Tutto questo vuol dire tre cose. 1. La prima è che davvero sono finiti i soldi. A Roma direbbero che non c’è più trippa per i gatti. Nessun appello, per quanto straziante, ha qualche chance di essere soddisfatto. Dunque erano fantasie, parole in libertà (a fronte della realtà dei fatti), tutti quei discorsi sulla necessità di adottare politiche keynesiane per rilanciare l’economia. Con quali risorse? 2. La seconda cosa, è che i giochi sono fatti. Chi ha dato, ha dato, ha dato, chi ha avuto, eccetera. Voglio dire che le ricchezze accumulate nel corso dei decenni dalle famiglie italiane (che non sono insignificanti: 3.500 miliardi di euro solo la ricchezza liquida) si sono distribuite in maniera eccessivamente iniqua (cosa dirà Giuliano Amato, se diventa presidente della Repubblica, agli esodati, ai disoccupati, ai pensionati da 500 euro al mese, lui che ne prende netti, al mese, almeno 20.000, se non di più?). Sarà un compito durissimo per qualunque governo, posto che voglia provarci, riportare un po’ di giustizia economica.
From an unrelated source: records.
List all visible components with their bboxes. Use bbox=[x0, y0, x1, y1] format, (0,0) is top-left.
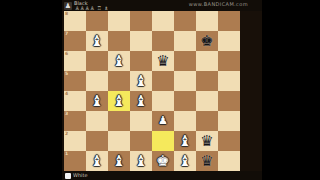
black-avatar[interactable]: ♟ bbox=[64, 2, 72, 10]
square-e8[interactable] bbox=[152, 11, 174, 31]
square-e5[interactable] bbox=[152, 71, 174, 91]
square-d2[interactable] bbox=[130, 131, 152, 151]
square-d6[interactable] bbox=[130, 51, 152, 71]
square-a6[interactable]: 6 bbox=[64, 51, 86, 71]
white-player-name: White bbox=[73, 173, 88, 178]
white-bishop-b1[interactable]: ♝ bbox=[90, 151, 103, 171]
black-avatar-icon: ♟ bbox=[65, 2, 71, 10]
white-bishop-c1[interactable]: ♝ bbox=[112, 151, 125, 171]
square-e1[interactable]: ♚ bbox=[152, 151, 174, 171]
square-b1[interactable]: ♝ bbox=[86, 151, 108, 171]
square-g3[interactable] bbox=[196, 111, 218, 131]
square-a3[interactable]: 3 bbox=[64, 111, 86, 131]
square-a5[interactable]: 5 bbox=[64, 71, 86, 91]
square-e4[interactable] bbox=[152, 91, 174, 111]
white-bishop-b4[interactable]: ♝ bbox=[90, 91, 103, 111]
square-c8[interactable] bbox=[108, 11, 130, 31]
square-g4[interactable] bbox=[196, 91, 218, 111]
square-h7[interactable] bbox=[218, 31, 240, 51]
square-c7[interactable] bbox=[108, 31, 130, 51]
black-queen-g1[interactable]: ♛ bbox=[200, 151, 213, 171]
square-a1[interactable]: 1 bbox=[64, 151, 86, 171]
square-a2[interactable]: 2 bbox=[64, 131, 86, 151]
square-b4[interactable]: ♝ bbox=[86, 91, 108, 111]
chess-board[interactable]: 87♝♚6♝♛5♝4♝♝♝3♟2♝♛1♝♝♝♚♝♛ bbox=[64, 11, 240, 171]
square-h3[interactable] bbox=[218, 111, 240, 131]
square-c1[interactable]: ♝ bbox=[108, 151, 130, 171]
square-e3[interactable]: ♟ bbox=[152, 111, 174, 131]
square-b5[interactable] bbox=[86, 71, 108, 91]
bandicam-watermark: www.BANDICAM.com bbox=[189, 2, 248, 7]
white-king-e1[interactable]: ♚ bbox=[156, 151, 169, 171]
square-h4[interactable] bbox=[218, 91, 240, 111]
square-b8[interactable] bbox=[86, 11, 108, 31]
square-f4[interactable] bbox=[174, 91, 196, 111]
square-a8[interactable]: 8 bbox=[64, 11, 86, 31]
square-d5[interactable]: ♝ bbox=[130, 71, 152, 91]
square-g8[interactable] bbox=[196, 11, 218, 31]
video-frame: ♟ Black ♙♙♙♙ ♖ ♗ www.BANDICAM.com 87♝♚6♝… bbox=[62, 0, 262, 180]
square-g2[interactable]: ♛ bbox=[196, 131, 218, 151]
white-bishop-d1[interactable]: ♝ bbox=[134, 151, 147, 171]
square-h1[interactable] bbox=[218, 151, 240, 171]
square-g6[interactable] bbox=[196, 51, 218, 71]
black-queen-g2[interactable]: ♛ bbox=[200, 131, 213, 151]
square-f6[interactable] bbox=[174, 51, 196, 71]
square-e6[interactable]: ♛ bbox=[152, 51, 174, 71]
white-bishop-f1[interactable]: ♝ bbox=[178, 151, 191, 171]
square-a4[interactable]: 4 bbox=[64, 91, 86, 111]
white-bishop-f2[interactable]: ♝ bbox=[178, 131, 191, 151]
white-avatar[interactable] bbox=[65, 173, 71, 179]
white-bishop-c6[interactable]: ♝ bbox=[112, 51, 125, 71]
rank-label-4: 4 bbox=[65, 91, 68, 96]
square-c6[interactable]: ♝ bbox=[108, 51, 130, 71]
square-b7[interactable]: ♝ bbox=[86, 31, 108, 51]
square-f7[interactable] bbox=[174, 31, 196, 51]
rank-label-7: 7 bbox=[65, 31, 68, 36]
square-e7[interactable] bbox=[152, 31, 174, 51]
square-h5[interactable] bbox=[218, 71, 240, 91]
square-e2[interactable] bbox=[152, 131, 174, 151]
square-c4[interactable]: ♝ bbox=[108, 91, 130, 111]
square-g1[interactable]: ♛ bbox=[196, 151, 218, 171]
white-bishop-b7[interactable]: ♝ bbox=[90, 31, 103, 51]
square-b2[interactable] bbox=[86, 131, 108, 151]
black-king-g7[interactable]: ♚ bbox=[200, 31, 213, 51]
square-a7[interactable]: 7 bbox=[64, 31, 86, 51]
square-g7[interactable]: ♚ bbox=[196, 31, 218, 51]
rank-label-5: 5 bbox=[65, 71, 68, 76]
screenshot-stage: ♟ Black ♙♙♙♙ ♖ ♗ www.BANDICAM.com 87♝♚6♝… bbox=[0, 0, 320, 180]
square-c3[interactable] bbox=[108, 111, 130, 131]
rank-label-1: 1 bbox=[65, 151, 68, 156]
square-d4[interactable]: ♝ bbox=[130, 91, 152, 111]
rank-label-8: 8 bbox=[65, 11, 68, 16]
square-b6[interactable] bbox=[86, 51, 108, 71]
square-g5[interactable] bbox=[196, 71, 218, 91]
square-f5[interactable] bbox=[174, 71, 196, 91]
white-bishop-d4[interactable]: ♝ bbox=[134, 91, 147, 111]
square-f3[interactable] bbox=[174, 111, 196, 131]
white-bishop-c4[interactable]: ♝ bbox=[112, 91, 125, 111]
square-d3[interactable] bbox=[130, 111, 152, 131]
rank-label-6: 6 bbox=[65, 51, 68, 56]
square-f8[interactable] bbox=[174, 11, 196, 31]
square-h6[interactable] bbox=[218, 51, 240, 71]
black-queen-e6[interactable]: ♛ bbox=[156, 51, 169, 71]
square-f2[interactable]: ♝ bbox=[174, 131, 196, 151]
white-player-bar: White bbox=[62, 171, 262, 180]
square-d1[interactable]: ♝ bbox=[130, 151, 152, 171]
black-captured-pieces: ♙♙♙♙ ♖ ♗ bbox=[75, 6, 109, 11]
rank-label-2: 2 bbox=[65, 131, 68, 136]
square-c2[interactable] bbox=[108, 131, 130, 151]
square-d7[interactable] bbox=[130, 31, 152, 51]
rank-label-3: 3 bbox=[65, 111, 68, 116]
square-d8[interactable] bbox=[130, 11, 152, 31]
square-b3[interactable] bbox=[86, 111, 108, 131]
square-h2[interactable] bbox=[218, 131, 240, 151]
square-h8[interactable] bbox=[218, 11, 240, 31]
white-pawn-e3[interactable]: ♟ bbox=[158, 111, 168, 131]
square-c5[interactable] bbox=[108, 71, 130, 91]
square-f1[interactable]: ♝ bbox=[174, 151, 196, 171]
white-bishop-d5[interactable]: ♝ bbox=[134, 71, 147, 91]
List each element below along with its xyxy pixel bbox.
3. La terza cosa è che una semplice soluzione ci sarebbe, per contenere il debito: è quella di tagliare la spesa pubblica. Ma è impraticabile. La spesa pubblica è composta all’80 per cento da salari, stipendi, emolumenti, consulenze eccetera. Tagliare la spesa pubblica vuol dire mandare a casa un bel po’ di dipendenti pubblici diretti o indiretti. Si rischierebbe la paralisi dello Stato, che già funziona poco e male, nonché il rischio della rivolta sociale. Le conclusioni politiche sono tragiche per la sinistra e il sindacato, che sostengono una spesa pubblica intoccabile nella sua struttura, mentre una vera riforma vorrebbe dire, non spendere meno, ma trasferire le risorse da impieghi improduttivi a investimenti che producano ricchezza. La spesa improduttiva include i troppi parassiti della Pubblica amministrazione, i troppi parassiti della Politica, lo scatafascio e gli sprechi della Sanità in mezza Italia, eccetera, eccetera, eccetera.
Lorenzo Borla
Iscriviti a:
Commenti sul post (Atom)
1 commento:
Caro Lorenzo, tutto molto condivisibile, peccato che lo scorso anno (il 2012) i partiti italiani fecero di tutto per affossare l'unica riforma che avrebbe rimesso un po' in sesto le finanze italiane, in particolare la sanità, l'introduzione dei COSTI STANDARD nelle forniture sanitarie, che, probabilmente, avrebbe fatto risparmiare agli italiani qualcosa come 20 mld anno (i tecnici calcolarono addirittura 28), ed il tutto per continuare a lasciare nelle mani delle regioni gli appalti per le forniture, vero buco nero del deficit italiano. La motivazione fu che era difficile selezionare le tre regioni "virtuose" su cui calcolare la media dei costi standard.
La realtà è che per la propaganda pre-elettorale era difficile accettare che le tre regioni "migliori" fossero la Lombardia, la Toscana e la Basilicata. Pensa a quale disastro è giunta la sanità se la Lombardia, nota per i suoi "sprechi" (eufemismo) è la più virtuosa!